We have a Sustainable Development Goal target (8.7) that is focused on this. And just last week in this building we had the high-level Call for Action on forced labour, modern slavery and human trafficking, which called on the UN to make this a priority across its three pillars: security, human rights, and development. It also called for increased cooperation on measures that reduce the drivers of slavery and trafficking. And it asked to ensure that victims get support.
Today’s meeting is also highly welcome. This morning, the Secretary-General pointed out how conflict and economic insecurity force people to head for safety, and as they do that they find themselves at the “mercy of merciless people”. Also how traffickers operate with impunity and receive far less attention than drug traffickers get.

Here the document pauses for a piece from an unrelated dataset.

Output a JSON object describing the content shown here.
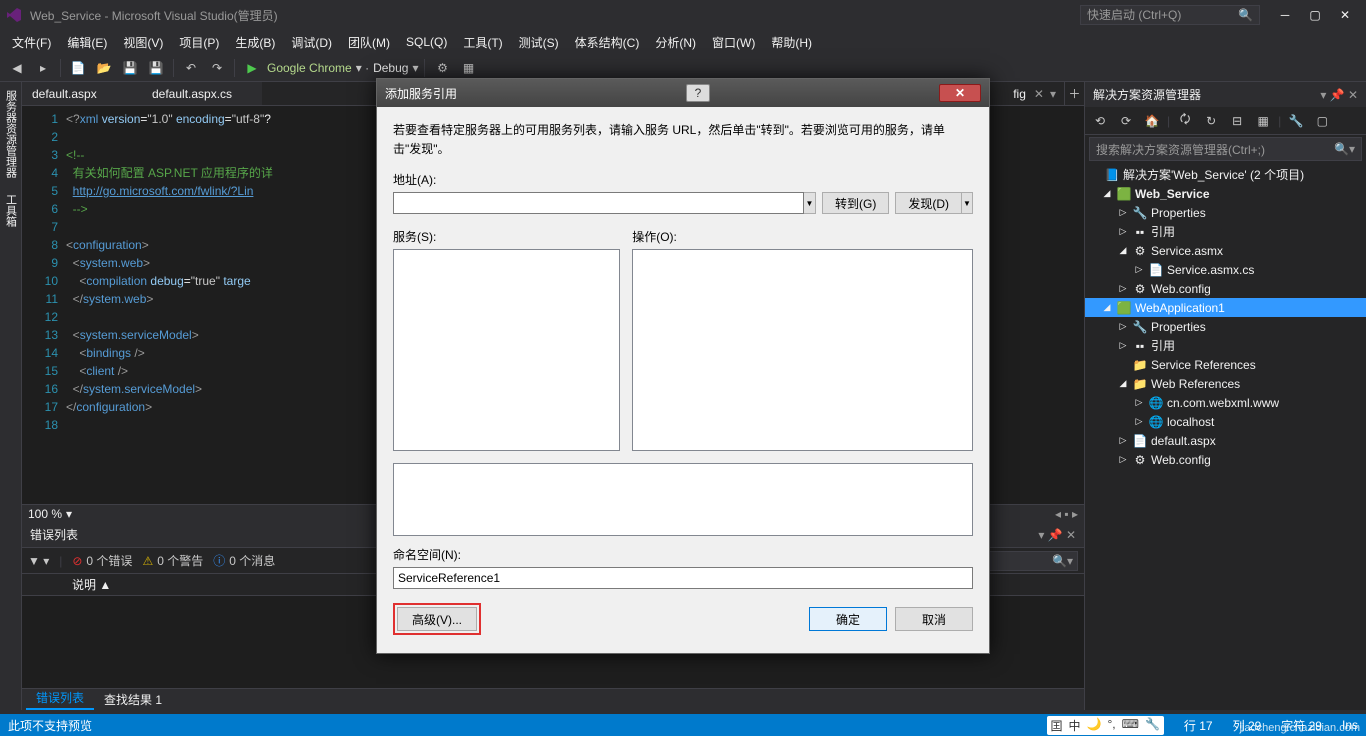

There was a time, not that long ago, when human trafficking seemed to be approached from an entirely criminal and public order perspective. The Palermo Protocol of 2000 helped changed that. Since 2002 the Office of the High Commissioner of Human Rights has been at the forefront of promoting a human rights based approach for human trafficking. This human rights based approach helps identify and redress the discriminatory practices and root causes that underlie trafficking, that maintain impunity for traffickers, and that deny justice for the victims.

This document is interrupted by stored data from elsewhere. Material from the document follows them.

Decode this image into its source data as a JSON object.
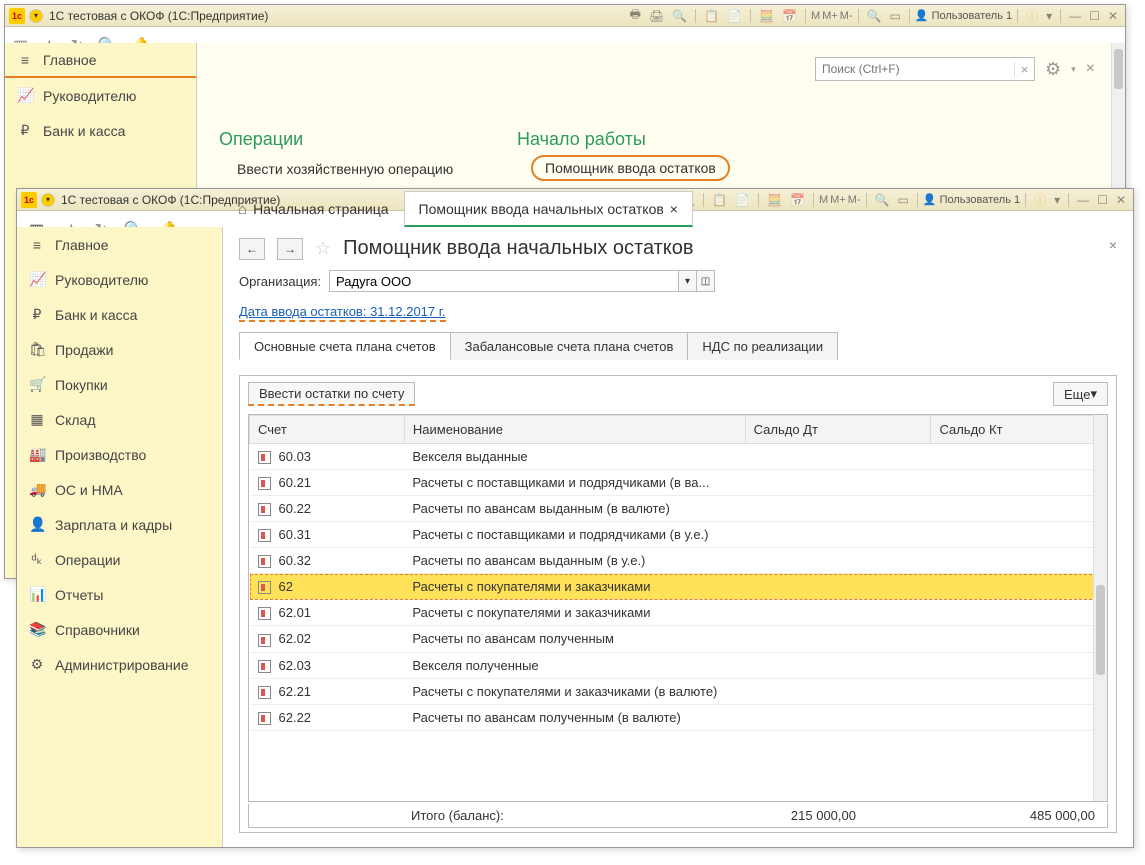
{
  "w1": {
    "title": "1С тестовая с ОКОФ  (1С:Предприятие)",
    "user": "Пользователь 1",
    "mlabels": [
      "M",
      "M+",
      "M-"
    ],
    "nav": [
      "Главное",
      "Руководителю",
      "Банк и касса"
    ],
    "search_placeholder": "Поиск (Ctrl+F)",
    "sec1": "Операции",
    "sec2": "Начало работы",
    "link1": "Ввести хозяйственную операцию",
    "pill": "Помощник ввода остатков"
  },
  "w2": {
    "title": "1С тестовая с ОКОФ  (1С:Предприятие)",
    "user": "Пользователь 1",
    "mlabels": [
      "M",
      "M+",
      "M-"
    ],
    "tab_home": "Начальная страница",
    "tab_active": "Помощник ввода начальных остатков",
    "nav": [
      "Главное",
      "Руководителю",
      "Банк и касса",
      "Продажи",
      "Покупки",
      "Склад",
      "Производство",
      "ОС и НМА",
      "Зарплата и кадры",
      "Операции",
      "Отчеты",
      "Справочники",
      "Администрирование"
    ],
    "page_title": "Помощник ввода начальных остатков",
    "org_label": "Организация:",
    "org_value": "Радуга ООО",
    "date_link": "Дата ввода остатков: 31.12.2017 г.",
    "tabs2": [
      "Основные счета плана счетов",
      "Забалансовые счета плана счетов",
      "НДС по реализации"
    ],
    "btn_enter": "Ввести остатки по счету",
    "btn_more": "Еще",
    "cols": [
      "Счет",
      "Наименование",
      "Сальдо Дт",
      "Сальдо Кт"
    ],
    "rows": [
      {
        "code": "60.03",
        "name": "Векселя выданные"
      },
      {
        "code": "60.21",
        "name": "Расчеты с поставщиками и подрядчиками (в ва..."
      },
      {
        "code": "60.22",
        "name": "Расчеты по авансам выданным (в валюте)"
      },
      {
        "code": "60.31",
        "name": "Расчеты с поставщиками и подрядчиками (в у.е.)"
      },
      {
        "code": "60.32",
        "name": "Расчеты по авансам выданным (в у.е.)"
      },
      {
        "code": "62",
        "name": "Расчеты с покупателями и заказчиками",
        "sel": true
      },
      {
        "code": "62.01",
        "name": "Расчеты с покупателями и заказчиками"
      },
      {
        "code": "62.02",
        "name": "Расчеты по авансам полученным"
      },
      {
        "code": "62.03",
        "name": "Векселя полученные"
      },
      {
        "code": "62.21",
        "name": "Расчеты с покупателями и заказчиками (в валюте)"
      },
      {
        "code": "62.22",
        "name": "Расчеты по авансам полученным (в валюте)"
      }
    ],
    "footer_label": "Итого (баланс):",
    "footer_dt": "215 000,00",
    "footer_kt": "485 000,00"
  }
}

The human rights approach also means that we should complement criminal procedures with human rights analysis and responses. We believe this means building the capacity, by training, of a whole range of people from police, border guards, immigration officials and others.

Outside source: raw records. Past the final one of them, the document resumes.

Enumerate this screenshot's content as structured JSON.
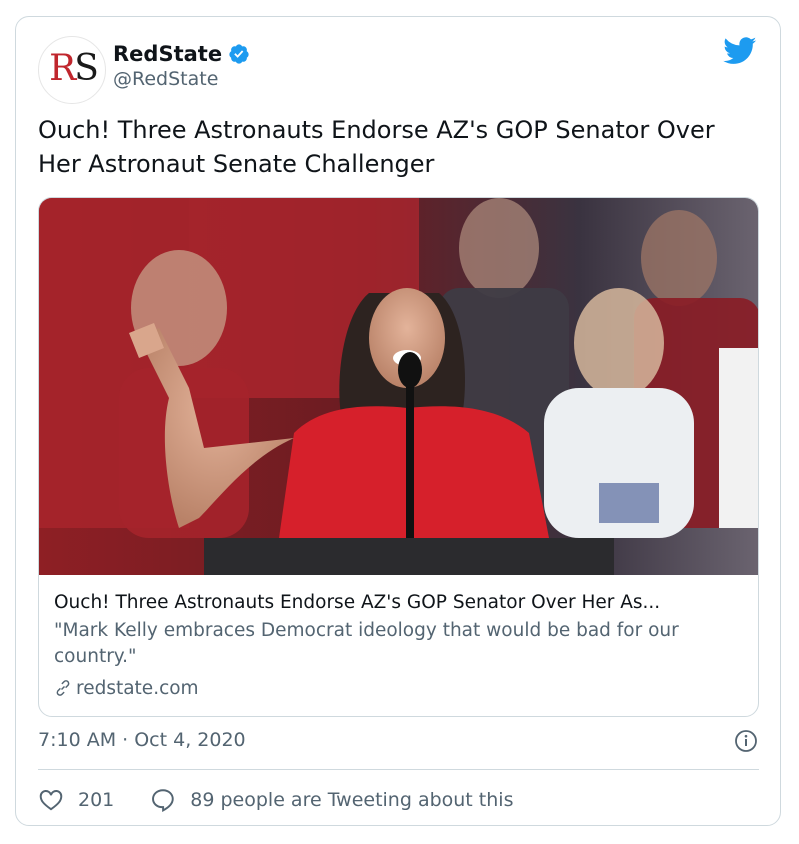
{
  "author": {
    "display_name": "RedState",
    "handle": "@RedState",
    "avatar_text_r": "R",
    "avatar_text_s": "S",
    "verified": true
  },
  "tweet": {
    "text": "Ouch! Three Astronauts Endorse AZ's GOP Senator Over Her Astronaut Senate Challenger",
    "timestamp": "7:10 AM · Oct 4, 2020"
  },
  "link_card": {
    "title": "Ouch! Three Astronauts Endorse AZ's GOP Senator Over Her As...",
    "description": "\"Mark Kelly embraces Democrat ideology that would be bad for our country.\"",
    "domain": "redstate.com"
  },
  "actions": {
    "likes": "201",
    "replies_text": "89 people are Tweeting about this"
  },
  "colors": {
    "twitter_blue": "#1d9bf0",
    "secondary_text": "#536471",
    "border": "#cfd9de",
    "brand_red": "#c0262d"
  },
  "icons": [
    "verified-badge-icon",
    "twitter-bird-icon",
    "link-icon",
    "info-icon",
    "heart-icon",
    "reply-icon"
  ]
}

One innovative area where we have started working is alongside the International Civil Aviation Authority to train airline cabin crews to identify victims of trafficking. A very moving story was brought to my attention a few weeks ago, of how an airline stewardess noticed from the terrified face of a girl on a plane sitting next to a strange man that something was wrong. She managed to get a signal to the girl, who left a message the washroom – the suspicions of the stewardess were confirmed, and a message was sent to the police to the airport of destination. I think it is very important that airline crew members are trained to spot traffickers and victims of human trafficking, and I am happy that this is one area where we are working. But there are many other areas where collectively we can do a great deal more.
This morning the Secretary General stressed the need to strengthen support to victims, as well as awareness campaigns. Both are crucial.
For victims, it is important that measures adopted by states should be non-discriminatory. Within some states, protection and support are only available to certain categories of human trafficking. And this may exclude some categories of people who are the most vulnerable, such as girls who might be forced into sex work by traffickers. And secondly, measures for rehabilitation of victims should take into account the special vulnerabilities of certain categories. For example, children might need registration documents that have either have been falsified or do not exist at all.
This morning, the Secretary-General mentioned the UN Voluntary Trust Fund for Victims of Trafficking, and we are fortunate to have heard just now a great presentation by the other panelists. There is also a Trust Fund on Contemporary Forms of Slavery which has been operational since 1991. It is managed by the Office of the United Nations High Commissioner for Human Rights, and provides support for 10,000 victims. There is quite some overlap between trafficking and slavery, of course, and maybe some thought should be given to consolidating these funds.
In any case, these trust funds have vital work to do. They provide life-saving support to desperate victims of what are a truly appalling set of practices. It is now 210 years since the Abolition of the Slave Trade Act, and now the modern-day equivalents of the slave trade richly deserve a similar extinction. Until that time, millions of victims of human trafficking need all our support.